Other great rock films make a virtue of their imagined star’s bonkers idiosyncrasy. The genderqueer East German punk diva at the centre of John Cameron Mitchell’s Hedwig and the Angry Inch (2001; Chili) – a film as scuzzy and propulsive as its music – seems too unhinged to exist in the real world, but you wouldn’t be able to take your eyes off them if they did. I’ve written before in this column about Elisabeth Moss’s reckless, extraordinary disappearing act as an off-the-rails grunge goddess in Alex Ross Perry’s Her Smell (2018; Amazon). Moss’s snarling Becky Something would doubtless be a hero to the three 13-year-old Stockholm schoolgirls who team up to form a surprisingly fierce punk band in Lukas Moodysson’s irresistible We Are the Best! (2013; BFI Player), which, notwithstanding its tender, youthful focus, is driven by just the right spirit of itchy, restless anarchy.

Still, sometimes it takes a rock star to play a rock star, which is why Prince’s Purple Rain (Amazon) – critically dismissed in 1984, academically celebrated today – might remain the ne plus ultra of the genre. Not quite a biopic, but a film besottedly about the star’s very aura, it has the slight distance of fiction and the immediate swagger of documentary, capturing Prince in all his cocky, indulgent, brilliantly purple highness. No actor could come close.

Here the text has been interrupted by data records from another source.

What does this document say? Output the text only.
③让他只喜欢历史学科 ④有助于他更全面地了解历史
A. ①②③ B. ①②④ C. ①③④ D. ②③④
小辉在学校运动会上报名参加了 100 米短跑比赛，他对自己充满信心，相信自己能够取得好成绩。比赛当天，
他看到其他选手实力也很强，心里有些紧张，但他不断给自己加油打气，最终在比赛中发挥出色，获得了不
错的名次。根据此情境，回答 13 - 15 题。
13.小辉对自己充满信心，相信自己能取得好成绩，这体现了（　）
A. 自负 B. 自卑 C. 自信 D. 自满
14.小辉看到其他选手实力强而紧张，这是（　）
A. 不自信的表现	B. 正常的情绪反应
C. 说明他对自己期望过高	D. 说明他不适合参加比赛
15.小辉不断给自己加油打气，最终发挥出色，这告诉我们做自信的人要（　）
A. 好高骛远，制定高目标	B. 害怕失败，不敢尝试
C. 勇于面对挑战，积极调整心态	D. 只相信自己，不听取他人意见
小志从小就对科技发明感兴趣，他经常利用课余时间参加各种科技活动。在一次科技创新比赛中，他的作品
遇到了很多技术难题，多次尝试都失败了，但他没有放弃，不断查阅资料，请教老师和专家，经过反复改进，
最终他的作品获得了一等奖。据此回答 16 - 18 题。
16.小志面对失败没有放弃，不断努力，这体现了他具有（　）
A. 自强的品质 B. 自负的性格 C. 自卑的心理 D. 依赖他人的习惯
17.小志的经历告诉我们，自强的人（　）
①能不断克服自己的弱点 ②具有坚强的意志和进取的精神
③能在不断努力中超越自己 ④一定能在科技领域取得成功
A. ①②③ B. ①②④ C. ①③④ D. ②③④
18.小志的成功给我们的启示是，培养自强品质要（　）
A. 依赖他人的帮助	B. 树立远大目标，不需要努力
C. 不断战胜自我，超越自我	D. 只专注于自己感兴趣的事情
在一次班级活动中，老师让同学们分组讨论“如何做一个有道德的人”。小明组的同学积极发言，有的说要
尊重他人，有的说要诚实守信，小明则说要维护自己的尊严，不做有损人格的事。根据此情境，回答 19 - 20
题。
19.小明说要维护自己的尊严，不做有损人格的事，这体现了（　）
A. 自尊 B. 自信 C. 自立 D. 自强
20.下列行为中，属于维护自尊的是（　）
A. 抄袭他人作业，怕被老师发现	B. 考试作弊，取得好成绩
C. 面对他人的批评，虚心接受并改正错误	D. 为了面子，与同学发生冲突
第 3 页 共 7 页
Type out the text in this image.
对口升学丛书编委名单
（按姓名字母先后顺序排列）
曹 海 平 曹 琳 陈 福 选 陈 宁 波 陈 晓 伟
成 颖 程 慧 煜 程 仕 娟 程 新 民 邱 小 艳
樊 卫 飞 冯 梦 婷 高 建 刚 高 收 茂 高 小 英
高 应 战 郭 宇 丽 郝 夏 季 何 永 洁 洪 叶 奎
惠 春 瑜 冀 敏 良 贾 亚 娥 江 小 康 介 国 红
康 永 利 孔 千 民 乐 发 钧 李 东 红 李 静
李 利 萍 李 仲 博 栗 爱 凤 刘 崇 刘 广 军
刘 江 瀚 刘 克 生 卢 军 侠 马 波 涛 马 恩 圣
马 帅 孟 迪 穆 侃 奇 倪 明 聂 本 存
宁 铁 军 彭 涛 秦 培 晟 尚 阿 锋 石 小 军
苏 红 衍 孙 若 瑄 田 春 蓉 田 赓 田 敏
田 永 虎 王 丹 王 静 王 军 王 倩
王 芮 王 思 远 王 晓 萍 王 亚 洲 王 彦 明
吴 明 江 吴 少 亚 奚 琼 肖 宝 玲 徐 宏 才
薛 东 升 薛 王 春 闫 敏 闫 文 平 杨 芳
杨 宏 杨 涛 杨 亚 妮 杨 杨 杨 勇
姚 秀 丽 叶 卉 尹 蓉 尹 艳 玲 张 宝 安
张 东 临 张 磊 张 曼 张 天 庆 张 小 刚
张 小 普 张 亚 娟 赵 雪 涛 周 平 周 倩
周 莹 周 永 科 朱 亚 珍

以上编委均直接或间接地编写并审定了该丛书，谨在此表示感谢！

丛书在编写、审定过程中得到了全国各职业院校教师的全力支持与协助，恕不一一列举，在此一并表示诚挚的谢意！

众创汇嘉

Also new on streaming and DVD

Bank Job
(Rio Player)
British documentary-makers Hilary Powell and Dan Edelstyn take an offbeat, community-minded approach to the imposing subject of debt, both at a personal and systemic level. It’s more of a lark than it sounds, hinging on an extended social experiment in which they make their own currency with an eye to eliminating debt in their London neighbourhood – but there are solid social conclusions to be drawn from the game.

Simple Passion
(Amazon/iTunes)
Annie Ernaux’s brief, well-regarded 1991 novel becomes a starkly effective erotic drama led by a precise female gaze. Danielle Arbid’s adaptation stars the tremendous Laetitia Dosch as a literature professor immersed in a headily carnal no-strings affair with a married man – played by the controversial Ukrainian ballet star Sergei Polunin, whose casting gives proceedings an additional, if unnecessary, edge of provocation.

Alex Ferguson: Never Give In
(Amazon)
That this documentary on the former Manchester United manager is a warmly sympathetic portrait comes as no surprise – it’s directed by his son Jason, while his wife and other two sons are heavily present. But it does largely eschew the grandstanding bravado promised by the title for a more vulnerable stance, as he reflects on matters of mortality and memory in the wake of his 2018 brain haemorrhage.

Chaos Walking
(Lionsgate)
Let’s be honest, you’re tempting fate when you insert “chaos” into the title of your would-be blockbuster, and Doug Liman’s embattled, much delayed adaptation of Patrick Ness’s YA sci-fi bestseller is duly messy. Hard to imagine Charlie Kaufman at one point had a go at the script for this convoluted dystopian vision of a planet without women: the most intriguing aspects of the premise are buried under generic derring-do.

Duel
(Spirit Entertainment)
Steven Spielberg’s name-making road thriller gets a spiffy rerelease for its 50th anniversary, and still looks formidably lean and mean. Sweatily following a lone motorist as he’s menaced by a faceless but seemingly hell-bent trucker, it’s a tension exercise that still seems thrillingly modern in its spareness, executed with a vicious efficiency that wouldn’t remain the Spielberg signature for long.